From simple statistics we know that by taking larger samples, the calculated average lies closer to the real average (standard error of the mean equals standard deviation divided by the square root of the number of observations).

The principle behind this is simple : by taking a small sample, you get a random mistake. By taking a lot of small samples you get a lot of random mistakes. The good thing is that the average of these random mistakes approaches zero as the number of small samples increases.

In data mining this using of multiple samples was invented by Leo Breiman and called bagging (bootstrap averaging) and is a very powerfull source of model improvement. But using this technique you may not forget that each separate sample & associated model **has to make a random error**. In data mining we call this ‘overfitting’. Without overfitting the gain of bagging largely diminishes.

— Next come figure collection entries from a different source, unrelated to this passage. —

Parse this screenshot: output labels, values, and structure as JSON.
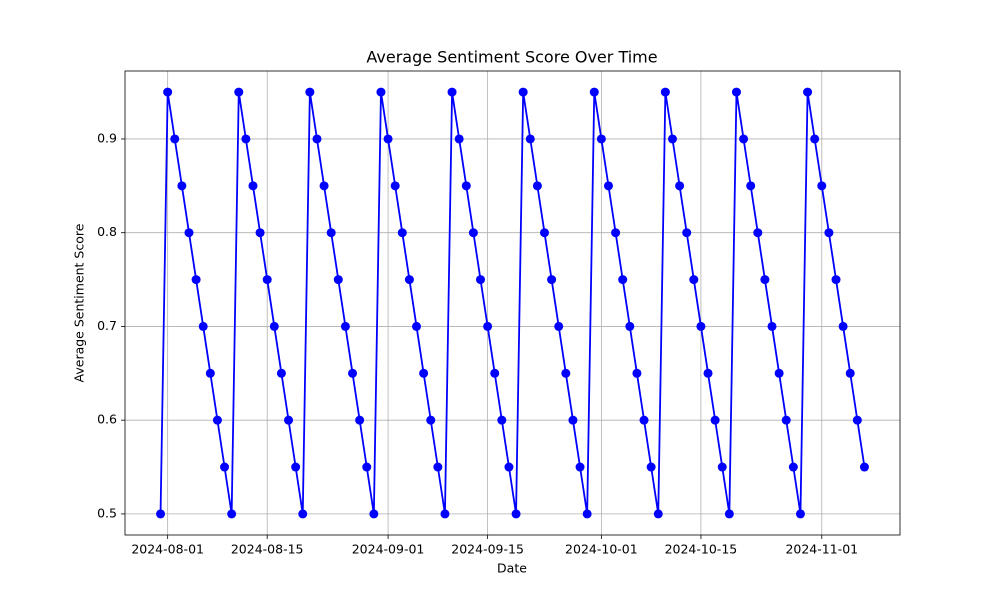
{
  "chart_data": {
    "type": "line",
    "title": "Average Sentiment Score Over Time",
    "x_label": "Date",
    "y_label": "Average Sentiment Score",
    "x": [
      "2024-07-31",
      "2024-08-01",
      "2024-08-02",
      "2024-08-03",
      "2024-08-04",
      "2024-08-05",
      "2024-08-06",
      "2024-08-07",
      "2024-08-08",
      "2024-08-09",
      "2024-08-10",
      "2024-08-11",
      "2024-08-12",
      "2024-08-13",
      "2024-08-14",
      "2024-08-15",
      "2024-08-16",
      "2024-08-17",
      "2024-08-18",
      "2024-08-19",
      "2024-08-20",
      "2024-08-21",
      "2024-08-22",
      "2024-08-23",
      "2024-08-24",
      "2024-08-25",
      "2024-08-26",
      "2024-08-27",
      "2024-08-28",
      "2024-08-29",
      "2024-08-30",
      "2024-08-31",
      "2024-09-01",
      "2024-09-02",
      "2024-09-03",
      "2024-09-04",
      "2024-09-05",
      "2024-09-06",
      "2024-09-07",
      "2024-09-08",
      "2024-09-09",
      "2024-09-10",
      "2024-09-11",
      "2024-09-12",
      "2024-09-13",
      "2024-09-14",
      "2024-09-15",
      "2024-09-16",
      "2024-09-17",
      "2024-09-18",
      "2024-09-19",
      "2024-09-20",
      "2024-09-21",
      "2024-09-22",
      "2024-09-23",
      "2024-09-24",
      "2024-09-25",
      "2024-09-26",
      "2024-09-27",
      "2024-09-28",
      "2024-09-29",
      "2024-09-30",
      "2024-10-01",
      "2024-10-02",
      "2024-10-03",
      "2024-10-04",
      "2024-10-05",
      "2024-10-06",
      "2024-10-07",
      "2024-10-08",
      "2024-10-09",
      "2024-10-10",
      "2024-10-11",
      "2024-10-12",
      "2024-10-13",
      "2024-10-14",
      "2024-10-15",
      "2024-10-16",
      "2024-10-17",
      "2024-10-18",
      "2024-10-19",
      "2024-10-20",
      "2024-10-21",
      "2024-10-22",
      "2024-10-23",
      "2024-10-24",
      "2024-10-25",
      "2024-10-26",
      "2024-10-27",
      "2024-10-28",
      "2024-10-29",
      "2024-10-30",
      "2024-10-31",
      "2024-11-01",
      "2024-11-02",
      "2024-11-03",
      "2024-11-04",
      "2024-11-05",
      "2024-11-06",
      "2024-11-07"
    ],
    "series": [
      {
        "color": "#0000ff",
        "values": [
          0.5,
          0.95,
          0.9,
          0.85,
          0.8,
          0.75,
          0.7,
          0.65,
          0.6,
          0.55,
          0.5,
          0.95,
          0.9,
          0.85,
          0.8,
          0.75,
          0.7,
          0.65,
          0.6,
          0.55,
          0.5,
          0.95,
          0.9,
          0.85,
          0.8,
          0.75,
          0.7,
          0.65,
          0.6,
          0.55,
          0.5,
          0.95,
          0.9,
          0.85,
          0.8,
          0.75,
          0.7,
          0.65,
          0.6,
          0.55,
          0.5,
          0.95,
          0.9,
          0.85,
          0.8,
          0.75,
          0.7,
          0.65,
          0.6,
          0.55,
          0.5,
          0.95,
          0.9,
          0.85,
          0.8,
          0.75,
          0.7,
          0.65,
          0.6,
          0.55,
          0.5,
          0.95,
          0.9,
          0.85,
          0.8,
          0.75,
          0.7,
          0.65,
          0.6,
          0.55,
          0.5,
          0.95,
          0.9,
          0.85,
          0.8,
          0.75,
          0.7,
          0.65,
          0.6,
          0.55,
          0.5,
          0.95,
          0.9,
          0.85,
          0.8,
          0.75,
          0.7,
          0.65,
          0.6,
          0.55,
          0.5,
          0.95,
          0.9,
          0.85,
          0.8,
          0.75,
          0.7,
          0.65,
          0.6,
          0.55
        ]
      }
    ],
    "xlim": [
      "2024-07-26",
      "2024-11-12"
    ],
    "xticks": [
      "2024-08-01",
      "2024-08-15",
      "2024-09-01",
      "2024-09-15",
      "2024-10-01",
      "2024-10-15",
      "2024-11-01"
    ],
    "ylim": [
      0.4775,
      0.9725
    ],
    "yticks": [
      0.5,
      0.6,
      0.7,
      0.8,
      0.9
    ],
    "grid": true
  }
}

In the recent Netflix data mining competition, the top results were obtained by averaging the results of a multiplicity of models, each with their own ‘random errors’.

But not only the number of samples is important : the difference between the samples has to be as large as possible. Which means that the diversity within the original data source has to be large enough.

Now the question : is bagging only useful in data mining ?

NO !

The google report of their prediction markets showed that people close together showed similar trading behaviour. So, to obtain the obtimal result, you need multiple ‘samples’ of people, samples form a large original data source : in other words, people from as much different locations of the enterprise as possible.

Now I come to the idea of Jenny Ambrozek in a post on the application gap. Enterprises with geographical dispersed staff are in an advantage here to deliver better solutions to problems due to their larger diversity of thinking.

Persueing this line of thought we arrive at web 2.0 situations. If thinking, and information exchange and storage in an enterprise is as free as possible, not limited by a zillion internal rules or technical obstacles, the diversity of information increases and allow much more diverse idea’s and finally better solutions, products, innovations etc…